Taco Bell’s Defy prototype features digital check-in screens where mobile ordering customers scan their QR codes and then walk forward to get their food. This system also uses two-way audio and video so customers can interact directly with Taco Bell employees.

skip the line

Restaurants aren’t limiting their “skip the line” strategies for drive-thru. Many fast-food chains are developing customer pick-up stations that go beyond the typical Ikea shelving tactic in the dining room.

Panda Express is testing a program called “kiosk in a pocket” that allows diners to skip the line when ordering through their in-store app. And McAlister’s Deli also allows diners to bypass the line when ordering through the app from the dining room.

Curbside on steroids

Curbside service was almost a side project before the pandemic. Since then, it has become a major part of the development strategies of many brands. Chain prototypes often include lots of curbside parking.

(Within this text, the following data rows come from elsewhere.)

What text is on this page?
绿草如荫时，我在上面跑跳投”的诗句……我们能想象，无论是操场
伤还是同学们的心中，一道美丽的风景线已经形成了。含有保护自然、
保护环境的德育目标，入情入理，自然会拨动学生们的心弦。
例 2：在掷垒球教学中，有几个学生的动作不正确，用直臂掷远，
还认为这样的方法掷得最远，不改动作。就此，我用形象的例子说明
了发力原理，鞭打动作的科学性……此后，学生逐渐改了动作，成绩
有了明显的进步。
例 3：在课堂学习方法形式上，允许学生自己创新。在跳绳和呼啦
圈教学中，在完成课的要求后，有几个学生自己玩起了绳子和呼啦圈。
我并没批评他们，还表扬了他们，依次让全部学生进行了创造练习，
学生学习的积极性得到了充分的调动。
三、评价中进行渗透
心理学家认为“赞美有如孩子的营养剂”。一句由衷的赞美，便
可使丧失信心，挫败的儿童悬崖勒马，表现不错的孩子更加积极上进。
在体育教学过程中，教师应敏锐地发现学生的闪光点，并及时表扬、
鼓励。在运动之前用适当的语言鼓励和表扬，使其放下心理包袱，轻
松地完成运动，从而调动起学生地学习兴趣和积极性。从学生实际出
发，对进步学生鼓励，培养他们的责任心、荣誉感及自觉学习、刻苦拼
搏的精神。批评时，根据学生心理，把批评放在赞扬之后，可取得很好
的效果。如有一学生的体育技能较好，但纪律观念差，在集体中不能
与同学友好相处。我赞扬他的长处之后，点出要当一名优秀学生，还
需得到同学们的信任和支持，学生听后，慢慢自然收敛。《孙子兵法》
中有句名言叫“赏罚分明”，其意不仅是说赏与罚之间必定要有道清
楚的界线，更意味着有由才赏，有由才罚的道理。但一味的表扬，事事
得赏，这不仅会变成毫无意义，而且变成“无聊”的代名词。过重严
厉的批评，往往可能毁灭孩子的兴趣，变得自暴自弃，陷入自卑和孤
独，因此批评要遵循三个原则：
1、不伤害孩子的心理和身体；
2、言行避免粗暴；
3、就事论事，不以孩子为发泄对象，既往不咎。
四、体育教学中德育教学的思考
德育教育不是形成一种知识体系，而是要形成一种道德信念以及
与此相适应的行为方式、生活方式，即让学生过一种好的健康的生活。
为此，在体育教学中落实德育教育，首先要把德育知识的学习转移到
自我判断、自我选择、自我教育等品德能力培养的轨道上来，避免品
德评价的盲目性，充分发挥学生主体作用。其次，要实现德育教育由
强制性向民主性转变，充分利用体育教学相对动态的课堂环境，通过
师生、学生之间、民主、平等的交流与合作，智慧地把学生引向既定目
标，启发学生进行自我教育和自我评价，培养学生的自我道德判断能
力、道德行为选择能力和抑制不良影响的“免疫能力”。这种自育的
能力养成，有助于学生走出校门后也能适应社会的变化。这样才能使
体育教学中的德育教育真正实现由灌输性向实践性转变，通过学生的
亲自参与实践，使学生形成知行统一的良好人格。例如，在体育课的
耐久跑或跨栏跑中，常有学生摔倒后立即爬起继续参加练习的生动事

Many brands, such as Panera Bread, have combined curbside service with geofencing technology in their apps to alert workers to the customer’s presence. Taco Bell even gave the workers who serve customers at the curb a name: Bell Hops.

Sonic prototype

No dining area? No problem

With all these fancy restaurants with built-in technology, customers will need a place to eat. As restaurants reduce their dining areas, they are also providing other options for customers.

Sonic, traditionally a drive-thru chain with no indoor seating, anyway, is offering a patio in its new prototype for drive-thru patrons, complete with string lights and patio tables and umbrellas. At Del Taco, its Fresh Flex prototype offers customers specific parking areas, where they can dine in their car.